Real trust arrives when the product matches usage—not just once, but every time, on every order. We’ve turned away from easy shortcuts in favor of more expensive raw materials, internal lab comparisons, and actual customer usage stories. Batches are designed and improved with all the practical realities in mind: rain, dust, heat, and all the unpredictabilities that come from large-scale manufacturing environments.
Our colored powder catalog evolves not by changing color tables endlessly, but by understanding the actual problems faced by downstream producers. We don’t pretend every lot will be perfect, but our field techs, operators, and chemists work together to recognize failures early, learn from them, and improve every future shipment. Collaboration across lines, machines, and industries makes this possible.
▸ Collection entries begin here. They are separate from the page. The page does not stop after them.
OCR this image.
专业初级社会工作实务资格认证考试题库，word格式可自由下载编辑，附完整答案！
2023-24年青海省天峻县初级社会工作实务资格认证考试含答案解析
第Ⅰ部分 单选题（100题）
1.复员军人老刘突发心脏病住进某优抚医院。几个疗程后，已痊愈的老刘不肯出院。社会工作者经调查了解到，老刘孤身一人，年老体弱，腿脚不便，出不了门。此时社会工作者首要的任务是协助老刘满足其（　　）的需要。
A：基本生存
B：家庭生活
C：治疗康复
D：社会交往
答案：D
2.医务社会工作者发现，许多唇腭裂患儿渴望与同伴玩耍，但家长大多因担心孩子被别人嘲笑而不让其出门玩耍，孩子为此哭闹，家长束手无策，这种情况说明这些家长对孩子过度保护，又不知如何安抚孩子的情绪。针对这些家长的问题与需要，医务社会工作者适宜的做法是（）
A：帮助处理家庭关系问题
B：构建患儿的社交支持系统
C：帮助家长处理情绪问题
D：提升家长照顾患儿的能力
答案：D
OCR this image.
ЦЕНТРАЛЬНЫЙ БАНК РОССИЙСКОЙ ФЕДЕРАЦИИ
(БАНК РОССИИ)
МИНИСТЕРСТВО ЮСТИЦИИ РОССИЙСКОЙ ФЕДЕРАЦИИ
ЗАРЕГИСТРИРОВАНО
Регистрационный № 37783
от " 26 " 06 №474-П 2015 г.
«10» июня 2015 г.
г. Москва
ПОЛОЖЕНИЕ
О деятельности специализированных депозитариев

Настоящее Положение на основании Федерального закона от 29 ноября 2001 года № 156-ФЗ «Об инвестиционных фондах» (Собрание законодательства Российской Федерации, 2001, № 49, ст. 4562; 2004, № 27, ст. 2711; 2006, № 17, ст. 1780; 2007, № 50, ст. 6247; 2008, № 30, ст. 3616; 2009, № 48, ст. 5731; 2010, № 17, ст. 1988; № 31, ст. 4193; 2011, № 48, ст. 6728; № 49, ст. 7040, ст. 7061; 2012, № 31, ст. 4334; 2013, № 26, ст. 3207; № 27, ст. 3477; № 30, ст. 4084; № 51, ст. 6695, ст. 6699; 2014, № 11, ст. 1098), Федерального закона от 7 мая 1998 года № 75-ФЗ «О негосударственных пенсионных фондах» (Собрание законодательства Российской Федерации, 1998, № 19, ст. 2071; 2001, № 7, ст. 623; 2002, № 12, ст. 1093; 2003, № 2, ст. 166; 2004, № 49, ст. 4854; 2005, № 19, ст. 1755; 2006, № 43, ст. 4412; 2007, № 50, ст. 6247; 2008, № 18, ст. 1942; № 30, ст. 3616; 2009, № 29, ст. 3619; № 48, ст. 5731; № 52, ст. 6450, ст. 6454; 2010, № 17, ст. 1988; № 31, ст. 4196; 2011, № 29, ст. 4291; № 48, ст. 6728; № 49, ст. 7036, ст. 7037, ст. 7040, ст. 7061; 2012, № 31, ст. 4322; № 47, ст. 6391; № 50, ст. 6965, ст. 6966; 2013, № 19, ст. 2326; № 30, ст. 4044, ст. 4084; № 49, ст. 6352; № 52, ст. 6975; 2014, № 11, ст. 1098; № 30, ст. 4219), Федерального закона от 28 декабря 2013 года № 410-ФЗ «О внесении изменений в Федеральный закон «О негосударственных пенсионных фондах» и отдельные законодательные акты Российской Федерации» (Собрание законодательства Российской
Colored powder, whether for vibrant play or industrial manufacturing, stands as more than a pigment: it is a result of continuous process work, real feedback, and a willingness to engage with the details that most people never notice. We tune models like CP-210 and CP-380 to suit specific needs because every client, line, and job differs. Our experience runs deep, shaped by hands-on troubleshooting, careful improvement, and constant partnership with customers. For those who need powder that does more than look good in a sample, our doors are open—and our process continues adapting, batch by batch, in pursuit of better solutions for every use.